Bahrain, officially, Kingdom of Bahrain, a small island nation of southwestern Asia. It is situated in the Persian Gulf about midway between Saudi Arabia and Qatar. The country consists of a main island, called Bahrain, and a number of smaller ones, including Muharraq, Sitrah, and the Hawar Islands. Muharraq, Sitrah, and the country of Saudi Arabia are linked by causeway to Bahrain. The entire country has an area of only 257 square miles (665 km 2).
Much of the island of Bahrain is low and flat, but toward the interior the land rises gradually to about 400 feet (122 m) above sea level. Rainfall averages less than 5 inches (127 mm) annually; high temperatures and high humidity prevail most of the year.
Manama is the capital and largest city of Bahrain. Arabic is the language used by most Bahrainis. English, Farsi ans Urdu are also spoken. Most of the people are Arabs and followers of the Islamic faith. Bahrain's literacy rate is about 90 per cent. Schooling is free for all children.
|Facts in brief about Bahrain|
|Official language: Arabic.|
|Official name: Kingdom of Bahrain.|
|Form of government: Constitutional monarchy. Head of state—King.|
|Area: 268 mi2 (694 km2). Greatest distances—north-south, 50 mi (80 km); east-west, 26 mi (42 km). Coastline—78 mi (126 km).|
|Elevation: Highest—Jabal ad Dukhan, 443 ft (135 m) above sea level. Lowest—sea level.|
|Population: Current estimate—722,000; density, 2,694 per mi2 (1,040 per km2); distribution, 97 percent urban, 3 percent rural. 2001 census—650,604.|
|Chief products: Agriculture—dates, tomatoes. Fishing—shrimp, crab, rabbit fish, perch, sea bream, grouper. Manufacturing—aluminum and aluminum products, ammonia, iron, liquid natural gas, methanol, refined petroleum products. Mining—natural gas, petroleum.|
|Flag: On the flag of Bahrain, a red field covers about three-fourths of the flag and adjoins the jagged edge of a vertical white stripe, which consists of five triangles. The five triangles represent the five pillars of Islam.|
|Money: Basic unit—Bahraini dinar. One thousand fils equal one dinar.|
Bahrain's economy depends heavily on the production, refining, and shipment of oil. Production and reserves, however, are relatively small. An undersea pipeline from Saudi Arabia brings in additional oil, which with local production supplies a large refinery on Sitrah. Part of the refinery's output goes back to Saudi Arabia; the rest is exported to all parts of the world.

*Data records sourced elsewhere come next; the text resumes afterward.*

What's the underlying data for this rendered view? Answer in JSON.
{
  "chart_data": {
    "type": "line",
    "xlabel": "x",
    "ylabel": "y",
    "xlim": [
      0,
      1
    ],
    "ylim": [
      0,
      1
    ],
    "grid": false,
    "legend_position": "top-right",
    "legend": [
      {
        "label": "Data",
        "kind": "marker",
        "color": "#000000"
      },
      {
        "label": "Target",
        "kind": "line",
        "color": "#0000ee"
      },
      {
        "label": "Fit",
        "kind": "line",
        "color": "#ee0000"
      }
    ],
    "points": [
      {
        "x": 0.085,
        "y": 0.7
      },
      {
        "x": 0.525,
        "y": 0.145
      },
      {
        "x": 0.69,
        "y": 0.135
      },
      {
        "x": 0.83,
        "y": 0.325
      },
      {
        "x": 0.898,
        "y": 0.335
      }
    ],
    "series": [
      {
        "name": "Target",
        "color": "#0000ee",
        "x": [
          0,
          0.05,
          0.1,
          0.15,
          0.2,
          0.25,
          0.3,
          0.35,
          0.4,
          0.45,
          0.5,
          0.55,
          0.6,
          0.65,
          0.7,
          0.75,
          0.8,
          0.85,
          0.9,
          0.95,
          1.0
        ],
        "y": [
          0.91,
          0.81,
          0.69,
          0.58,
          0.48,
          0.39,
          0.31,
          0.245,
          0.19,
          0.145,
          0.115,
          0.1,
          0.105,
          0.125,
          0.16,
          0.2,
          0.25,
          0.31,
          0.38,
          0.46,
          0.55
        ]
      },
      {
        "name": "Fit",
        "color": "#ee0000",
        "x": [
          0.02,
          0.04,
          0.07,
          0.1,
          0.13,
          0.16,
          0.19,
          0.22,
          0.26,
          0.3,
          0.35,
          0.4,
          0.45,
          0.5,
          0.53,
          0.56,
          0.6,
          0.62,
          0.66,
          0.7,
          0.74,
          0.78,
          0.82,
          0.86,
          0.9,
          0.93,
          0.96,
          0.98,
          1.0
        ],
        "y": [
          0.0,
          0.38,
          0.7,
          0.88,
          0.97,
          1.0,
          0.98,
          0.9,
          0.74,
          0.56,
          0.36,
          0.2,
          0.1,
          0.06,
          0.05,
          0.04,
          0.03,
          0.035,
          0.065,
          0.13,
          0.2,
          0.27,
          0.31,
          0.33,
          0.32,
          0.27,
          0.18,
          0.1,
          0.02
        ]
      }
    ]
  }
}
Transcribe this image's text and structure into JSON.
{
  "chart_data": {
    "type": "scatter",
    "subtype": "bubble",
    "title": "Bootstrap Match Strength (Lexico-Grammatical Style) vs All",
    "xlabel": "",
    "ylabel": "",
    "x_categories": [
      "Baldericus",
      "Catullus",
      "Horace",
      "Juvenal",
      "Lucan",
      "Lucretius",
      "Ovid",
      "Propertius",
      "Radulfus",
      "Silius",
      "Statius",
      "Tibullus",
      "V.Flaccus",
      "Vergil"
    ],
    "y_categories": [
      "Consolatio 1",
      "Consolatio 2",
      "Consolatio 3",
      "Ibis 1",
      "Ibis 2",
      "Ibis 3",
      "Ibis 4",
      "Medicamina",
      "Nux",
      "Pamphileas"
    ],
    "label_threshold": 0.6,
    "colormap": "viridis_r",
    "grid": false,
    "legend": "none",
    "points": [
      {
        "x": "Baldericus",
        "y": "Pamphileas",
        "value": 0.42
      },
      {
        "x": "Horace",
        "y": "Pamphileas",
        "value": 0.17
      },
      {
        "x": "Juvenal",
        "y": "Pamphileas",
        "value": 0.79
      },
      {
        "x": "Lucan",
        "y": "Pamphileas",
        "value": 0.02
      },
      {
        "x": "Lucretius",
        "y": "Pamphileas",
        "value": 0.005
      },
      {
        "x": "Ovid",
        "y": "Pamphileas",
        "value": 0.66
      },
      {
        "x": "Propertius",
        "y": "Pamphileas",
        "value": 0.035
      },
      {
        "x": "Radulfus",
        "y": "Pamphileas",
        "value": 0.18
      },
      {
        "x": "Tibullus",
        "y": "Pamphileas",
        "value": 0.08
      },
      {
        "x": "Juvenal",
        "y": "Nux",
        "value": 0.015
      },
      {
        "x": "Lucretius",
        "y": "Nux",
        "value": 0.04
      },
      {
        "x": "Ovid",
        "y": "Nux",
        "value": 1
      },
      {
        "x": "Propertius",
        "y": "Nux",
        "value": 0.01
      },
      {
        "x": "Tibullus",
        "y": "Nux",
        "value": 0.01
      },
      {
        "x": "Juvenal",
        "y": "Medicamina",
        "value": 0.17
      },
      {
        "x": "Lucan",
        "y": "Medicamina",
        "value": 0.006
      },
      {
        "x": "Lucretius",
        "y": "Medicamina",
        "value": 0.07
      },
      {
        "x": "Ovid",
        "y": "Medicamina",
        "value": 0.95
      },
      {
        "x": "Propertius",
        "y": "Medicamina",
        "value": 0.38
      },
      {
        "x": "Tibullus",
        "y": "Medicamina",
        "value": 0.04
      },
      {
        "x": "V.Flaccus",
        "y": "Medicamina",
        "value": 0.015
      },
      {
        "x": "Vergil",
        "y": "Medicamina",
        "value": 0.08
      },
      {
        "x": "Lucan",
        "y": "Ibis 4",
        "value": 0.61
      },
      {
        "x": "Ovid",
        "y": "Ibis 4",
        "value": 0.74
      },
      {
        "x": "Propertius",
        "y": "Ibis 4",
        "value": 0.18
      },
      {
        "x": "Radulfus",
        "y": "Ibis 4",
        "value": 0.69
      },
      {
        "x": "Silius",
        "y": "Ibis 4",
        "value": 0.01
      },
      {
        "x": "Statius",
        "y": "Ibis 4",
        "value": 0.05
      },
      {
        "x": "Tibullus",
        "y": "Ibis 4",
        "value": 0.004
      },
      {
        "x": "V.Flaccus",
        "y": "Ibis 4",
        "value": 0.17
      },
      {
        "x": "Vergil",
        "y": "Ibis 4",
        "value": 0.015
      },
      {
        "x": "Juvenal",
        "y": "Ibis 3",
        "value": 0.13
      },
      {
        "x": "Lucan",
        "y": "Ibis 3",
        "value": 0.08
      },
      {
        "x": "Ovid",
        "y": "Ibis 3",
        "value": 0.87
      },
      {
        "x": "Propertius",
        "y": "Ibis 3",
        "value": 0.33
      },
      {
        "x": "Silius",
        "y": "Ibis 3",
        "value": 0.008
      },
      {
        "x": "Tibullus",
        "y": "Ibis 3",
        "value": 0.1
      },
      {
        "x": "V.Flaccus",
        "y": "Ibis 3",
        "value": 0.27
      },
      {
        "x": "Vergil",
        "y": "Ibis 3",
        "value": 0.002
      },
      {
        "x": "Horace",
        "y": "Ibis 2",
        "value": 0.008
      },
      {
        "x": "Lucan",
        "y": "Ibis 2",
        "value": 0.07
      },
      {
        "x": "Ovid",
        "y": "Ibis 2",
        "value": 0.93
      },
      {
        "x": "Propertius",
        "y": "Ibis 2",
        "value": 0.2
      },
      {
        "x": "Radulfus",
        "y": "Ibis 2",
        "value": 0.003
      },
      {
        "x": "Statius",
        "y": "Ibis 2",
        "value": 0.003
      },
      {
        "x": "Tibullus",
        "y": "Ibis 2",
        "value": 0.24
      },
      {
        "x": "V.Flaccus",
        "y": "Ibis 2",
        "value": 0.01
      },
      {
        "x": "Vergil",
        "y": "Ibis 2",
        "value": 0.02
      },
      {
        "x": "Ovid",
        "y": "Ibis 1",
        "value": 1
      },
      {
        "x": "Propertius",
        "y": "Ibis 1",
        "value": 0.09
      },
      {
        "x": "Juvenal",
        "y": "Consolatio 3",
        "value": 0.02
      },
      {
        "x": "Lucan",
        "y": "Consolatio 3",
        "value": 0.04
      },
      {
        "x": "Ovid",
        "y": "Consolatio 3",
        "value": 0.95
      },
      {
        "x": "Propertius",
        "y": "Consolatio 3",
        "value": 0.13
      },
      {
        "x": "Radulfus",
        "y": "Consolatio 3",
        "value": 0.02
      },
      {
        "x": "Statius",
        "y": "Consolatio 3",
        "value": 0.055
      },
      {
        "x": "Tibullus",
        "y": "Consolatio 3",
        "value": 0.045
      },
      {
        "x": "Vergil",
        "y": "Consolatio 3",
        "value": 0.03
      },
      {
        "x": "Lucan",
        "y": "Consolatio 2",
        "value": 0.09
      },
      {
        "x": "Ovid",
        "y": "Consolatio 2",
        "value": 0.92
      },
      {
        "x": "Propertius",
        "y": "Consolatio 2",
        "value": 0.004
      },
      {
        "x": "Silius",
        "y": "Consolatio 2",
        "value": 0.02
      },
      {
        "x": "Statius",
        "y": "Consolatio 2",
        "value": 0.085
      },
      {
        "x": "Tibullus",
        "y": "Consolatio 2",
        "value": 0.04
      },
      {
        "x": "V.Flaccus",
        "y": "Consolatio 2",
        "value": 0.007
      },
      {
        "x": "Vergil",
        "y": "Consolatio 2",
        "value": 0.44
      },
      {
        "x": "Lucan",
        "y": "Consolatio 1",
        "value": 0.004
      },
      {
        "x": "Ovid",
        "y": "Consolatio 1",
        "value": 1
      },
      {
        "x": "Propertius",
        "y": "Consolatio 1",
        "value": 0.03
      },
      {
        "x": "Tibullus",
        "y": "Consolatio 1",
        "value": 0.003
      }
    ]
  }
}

Because of the oil industry, Bahrain is a relatively prosperous country. As part of a government plan to broaden the economy, an aluminum-manufacturing plant was built to process imported alumina, and natural gas fields are being developed. Shipping and international banking are becoming increasingly important. Fishing also contributes to the economy. Bahrain's basic currency unit is the Bahrain dinar.
Due to a reform voted on in 2001, Bahrain was changed from an emirate to a constitutional monarchy in 2002. The king is the chief of state. Bahrain has a bicameral parliament; the members of one house of parliament are elected by the people, and the members of the other are elected by the king.